As we step through the assessment activities, we'll also discuss best practices so that when you're ready to develop your operational security project plan, you'll have the information you need to develop a solid incident response plan. Before we head into the details, let's take a quick look at the history of incident response.This will give you a bit of perspective and it's a great (geeky) conversation starter at tech conventions and high school reunions.
In 1988, an "Internet worm" hit a lot of computers then connected to the Internet. While 1988 may seem like the Stone Age of the Internet, that first attack disabled a large percentage of those 60,000 computers. In response to that incident, the Computer Emergency Response Team (CERT) was formed. CERT was chartered to be a single, trusted point of contact for computer emergency response data; to act as a clearinghouse for trusted information. In 1995, according to the CERT website, there were 171 vulnerabilities reported to CERT. In 2005, there were 5,990 vulnerabilities reported. If the remainder of 2006 tracks with first quarter results, CERT will log over 6,388 reported vulnerabilities. Clearly, we are on an unfortunate upward trajectory.
Those 60,000 computers connected to the Internet pale in comparison to the some-200 million hosts now estimated to be connected to the Internet. It's no surprise, then, that the volume of vulnerabilities reported has increased significantly. Today, there are numerous resources available to anyone who wants to form a security response team and there are also various organizations including the Forum of Incident Response and Security Teams (FIRST) and the TERENA-sponsored TF-CSIRT, a task force for the collaboration of incident response teams in Europe. If you're interested in these topics, visit the CERT site at www.cert.org.

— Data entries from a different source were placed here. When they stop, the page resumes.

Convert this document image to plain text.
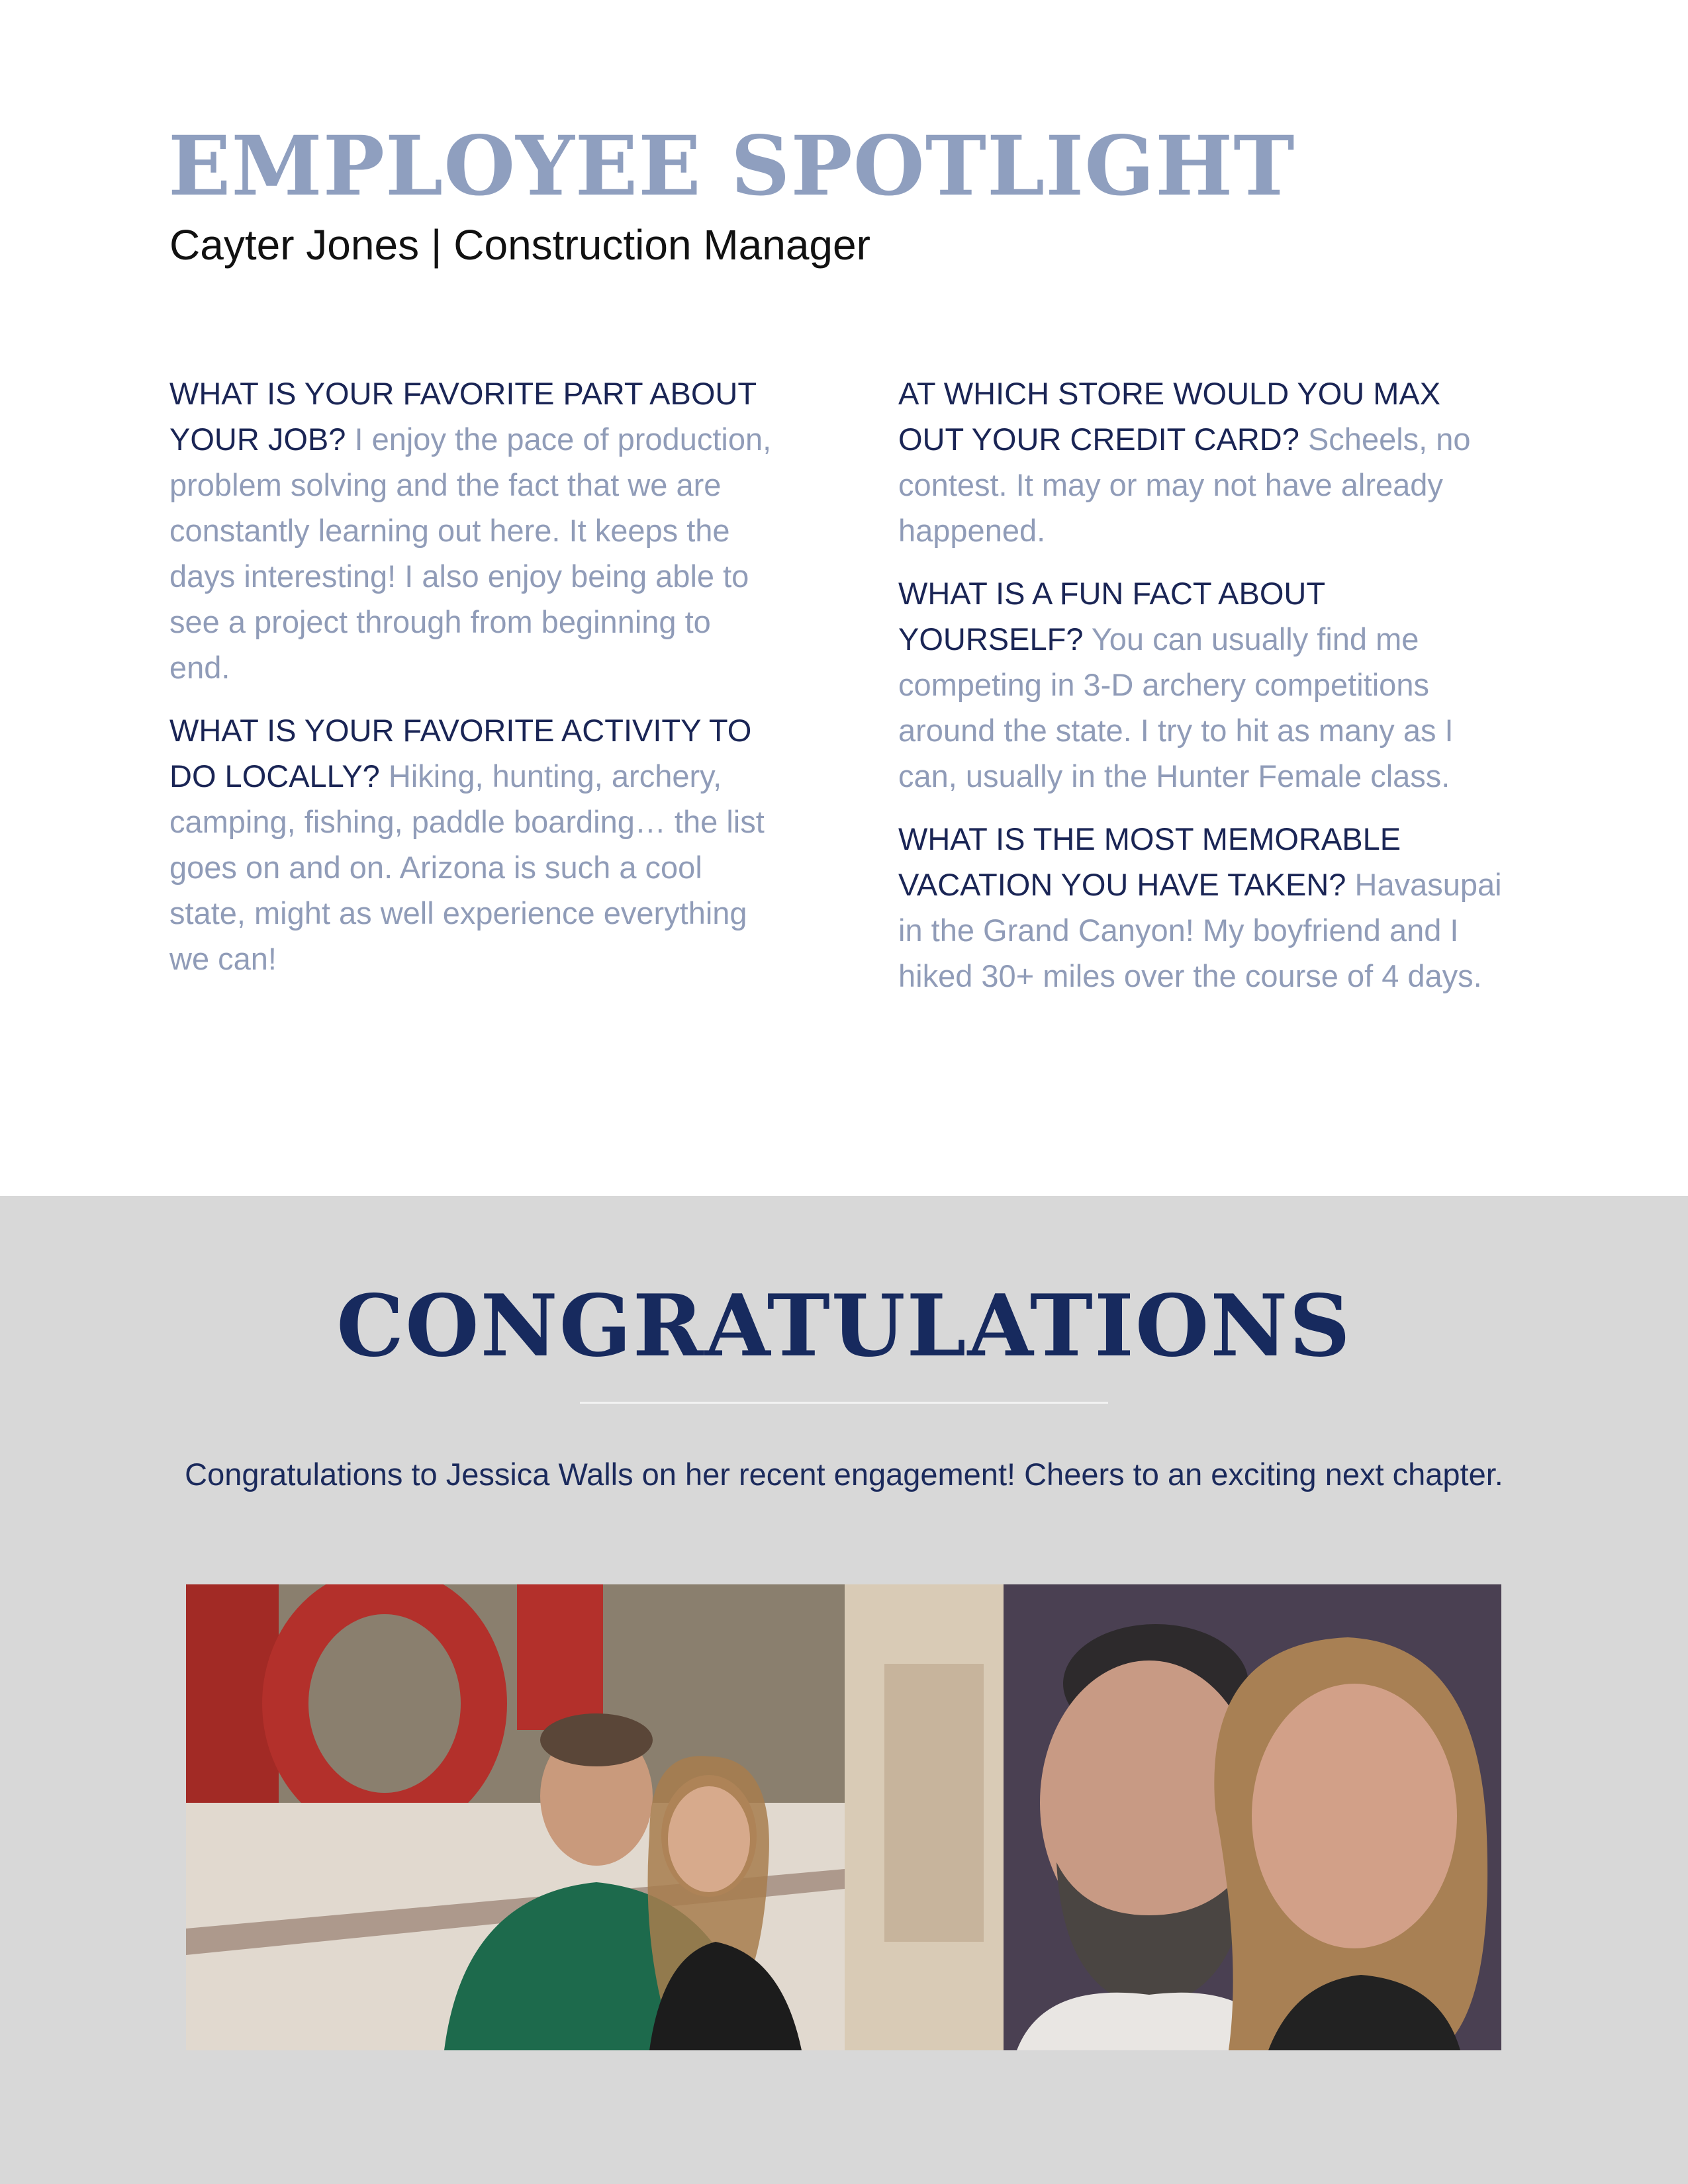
EMPLOYEE SPOTLIGHT

Cayter Jones | Construction Manager

WHAT IS YOUR FAVORITE PART ABOUT YOUR JOB? I enjoy the pace of production, problem solving and the fact that we are constantly learning out here. It keeps the days interesting! I also enjoy being able to see a project through from beginning to end.

WHAT IS YOUR FAVORITE ACTIVITY TO DO LOCALLY? Hiking, hunting, archery, camping, fishing, paddle boarding… the list goes on and on. Arizona is such a cool state, might as well experience everything we can!

AT WHICH STORE WOULD YOU MAX OUT YOUR CREDIT CARD? Scheels, no contest. It may or may not have already happened.

WHAT IS A FUN FACT ABOUT YOURSELF? You can usually find me competing in 3-D archery competitions around the state. I try to hit as many as I can, usually in the Hunter Female class.

WHAT IS THE MOST MEMORABLE VACATION YOU HAVE TAKEN? Havasupai in the Grand Canyon! My boyfriend and I hiked 30+ miles over the course of 4 days.

CONGRATULATIONS

Congratulations to Jessica Walls on her recent engagement! Cheers to an exciting next chapter.
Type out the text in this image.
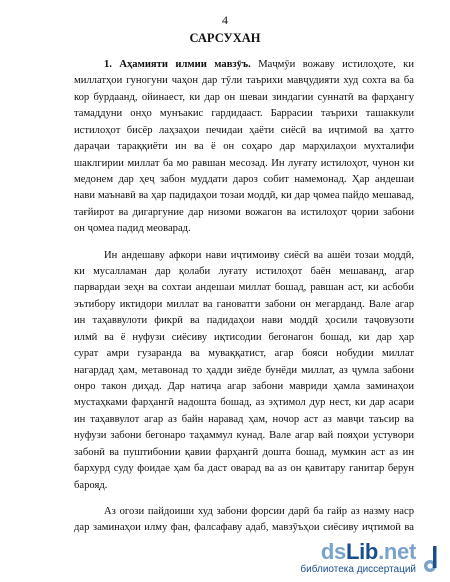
4
САРСУХАН
1. Аҳамияти илмии мавзӯъ. Маҷмӯи вожаву истилоҳоте, ки
миллатҳои гуногуни чаҳон дар тӯли таърихи мавҷудияти худ сохта ва ба
кор бурдаанд, ойинаест, ки дар он шеваи зиндагии суннатӣ ва фарҳангу
тамаддуни онҳо мунъакис гардидааст. Баррасии таърихи ташаккули
истилоҳот бисёр лаҳзаҳои печидаи ҳаёти сиёсӣ ва иҷтимоӣ ва ҳатто
дараҷаи тараққиёти ин ва ё он соҳаро дар марҳилаҳои мухталифи
шаклгирии миллат ба мо равшан месозад. Ин луғату истилоҳот, чунон ки
медонем дар ҳеҷ забон муддати дароз собит намемонад. Ҳар андешаи
нави маънавӣ ва ҳар падидаҳои тозаи моддӣ, ки дар ҷомеа пайдо мешавад,
тағйирот ва дигаргуние дар низоми вожагон ва истилоҳот ҷории забони
он ҷомеа падид меоварад.
Ин андешаву афкори нави иҷтимоиву сиёсӣ ва ашёи тозаи моддӣ,
ки мусалламан дар қолаби луғату истилоҳот баён мешаванд, агар
парвардаи зеҳн ва сохтаи андешаи миллат бошад, равшан аст, ки асбоби
эътибору иктидори миллат ва гановатги забони он мегарданд. Вале агар
ин таҳаввулоти фикрӣ ва падидаҳои нави моддӣ ҳосили таҷовузоти
илмӣ ва ё нуфузи сиёсиву иқтисодии бегонагон бошад, ки дар ҳар
сурат амри гузаранда ва муваққатист, агар бояси нобудии миллат
нагардад ҳам, метавонад то ҳадди зиёде бунёди миллат, аз ҷумла забони
онро такон диҳад. Дар натиҷа агар забони мавриди ҳамла заминаҳои
мустаҳками фарҳангӣ надошта бошад, аз эҳтимол дур нест, ки дар асари
ин таҳаввулот агар аз байн наравад ҳам, ночор аст аз мавҷи таъсир ва
нуфузи забони бегонаро таҳаммул кунад. Вале агар вай пояҳои устувори
забонӣ ва пуштибонии қавии фарҳангӣ дошта бошад, мумкин аст аз ин
бархурд суду фоидае ҳам ба даст оварад ва аз он қавитару ганитар берун
бароя̣д.
Аз огози пайдоиши худ забони форсии дарӣ ба гайр аз назму наср
дар заминаҳои илму фан, фалсафаву адаб, мавзӯъҳои сиёсиву иҷтимоӣ ва
dsLib.net
библиотека диссертаций
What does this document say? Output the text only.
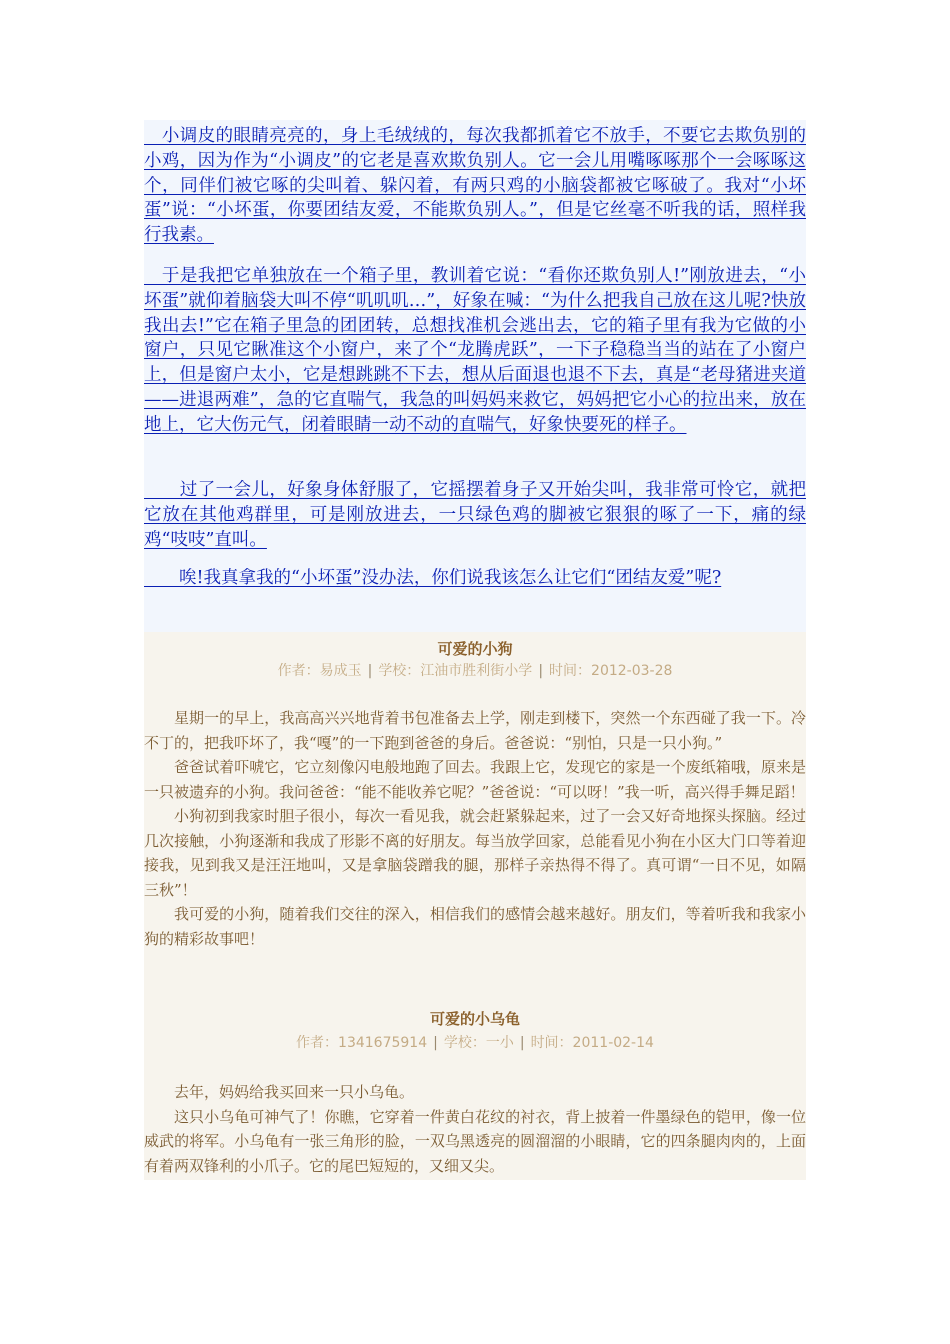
　小调皮的眼睛亮亮的，身上毛绒绒的，每次我都抓着它不放手，不要它去欺负别的小鸡，因为作为“小调皮”的它老是喜欢欺负别人。它一会儿用嘴啄啄那个一会啄啄这个，同伴们被它啄的尖叫着、躲闪着，有两只鸡的小脑袋都被它啄破了。我对“小坏蛋”说：“小坏蛋，你要团结友爱，不能欺负别人。”，但是它丝毫不听我的话，照样我行我素。

　于是我把它单独放在一个箱子里，教训着它说：“看你还欺负别人!”刚放进去，“小坏蛋”就仰着脑袋大叫不停“叽叽叽…”，好象在喊：“为什么把我自己放在这儿呢?快放我出去!”它在箱子里急的团团转，总想找准机会逃出去，它的箱子里有我为它做的小窗户，只见它瞅准这个小窗户，来了个“龙腾虎跃”，一下子稳稳当当的站在了小窗户上，但是窗户太小，它是想跳跳不下去，想从后面退也退不下去，真是“老母猪进夹道——进退两难”，急的它直喘气，我急的叫妈妈来救它，妈妈把它小心的拉出来，放在地上，它大伤元气，闭着眼睛一动不动的直喘气，好象快要死的样子。

　　过了一会儿，好象身体舒服了，它摇摆着身子又开始尖叫，我非常可怜它，就把它放在其他鸡群里，可是刚放进去，一只绿色鸡的脚被它狠狠的啄了一下，痛的绿鸡“吱吱”直叫。

　　唉!我真拿我的“小坏蛋”没办法，你们说我该怎么让它们“团结友爱”呢?

可爱的小狗
作者：易成玉 | 学校：江油市胜利街小学 | 时间：2012-03-28

星期一的早上，我高高兴兴地背着书包准备去上学，刚走到楼下，突然一个东西碰了我一下。冷不丁的，把我吓坏了，我“嘎”的一下跑到爸爸的身后。爸爸说：“别怕，只是一只小狗。”

爸爸试着吓唬它，它立刻像闪电般地跑了回去。我跟上它，发现它的家是一个废纸箱哦，原来是一只被遗弃的小狗。我问爸爸：“能不能收养它呢？”爸爸说：“可以呀！”我一听，高兴得手舞足蹈！

小狗初到我家时胆子很小，每次一看见我，就会赶紧躲起来，过了一会又好奇地探头探脑。经过几次接触，小狗逐渐和我成了形影不离的好朋友。每当放学回家，总能看见小狗在小区大门口等着迎接我，见到我又是汪汪地叫，又是拿脑袋蹭我的腿，那样子亲热得不得了。真可谓“一日不见，如隔三秋”！

我可爱的小狗，随着我们交往的深入，相信我们的感情会越来越好。朋友们，等着听我和我家小狗的精彩故事吧！

可爱的小乌龟
作者：1341675914 | 学校：一小 | 时间：2011-02-14

去年，妈妈给我买回来一只小乌龟。

这只小乌龟可神气了！你瞧，它穿着一件黄白花纹的衬衣，背上披着一件墨绿色的铠甲，像一位威武的将军。小乌龟有一张三角形的脸，一双乌黑透亮的圆溜溜的小眼睛，它的四条腿肉肉的，上面有着两双锋利的小爪子。它的尾巴短短的，又细又尖。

Most organizations don't plan for incident response until after they've had their first incident. This leaves most organizations without even basic knowledge about their network status, such as:
■ Not knowing if, for how long, or to what degree the network has been breached
■ Not knowing what information has been stolen, modified or corrupted by the breach and the criticality/sensitivity of that information
■ Not knowing what method(s) the intruder(s) used to gain access to the network
■ Not knowing how to stop a breach in progress
■ Not knowing who should respond and in what manner
■ Not knowing who has the authority to respond
■ Not knowing who to contact regarding the breach (executives, legal counsel, law enforcement)
These problems are amplified by companies with offices in multiple locations, whether domestic or international. Without a clearly defined plan in place, you're putting your company's future at risk. Many companies hold mistaken beliefs about forming an incident handling team. The reasons run the gamut, but here are a few common attitudes that get some companies in trouble:
■ It's too intimidating; ignore it and it will go away.
■ Just take care of problems as they arise.
■ Our firewall keeps us safe.
■ It's too much money to spend on something as non-strategic as the network.
■ Dave's pretty good with computers, he'll handle it.
Clearly, being in a state of denial doesn't fix the problem, so part of your job is to advocate for the creation and support of an incident response team.This should be one of the major components of your IT operational security project plan, so let's take a look at the details of what that type of team should do and how to form one.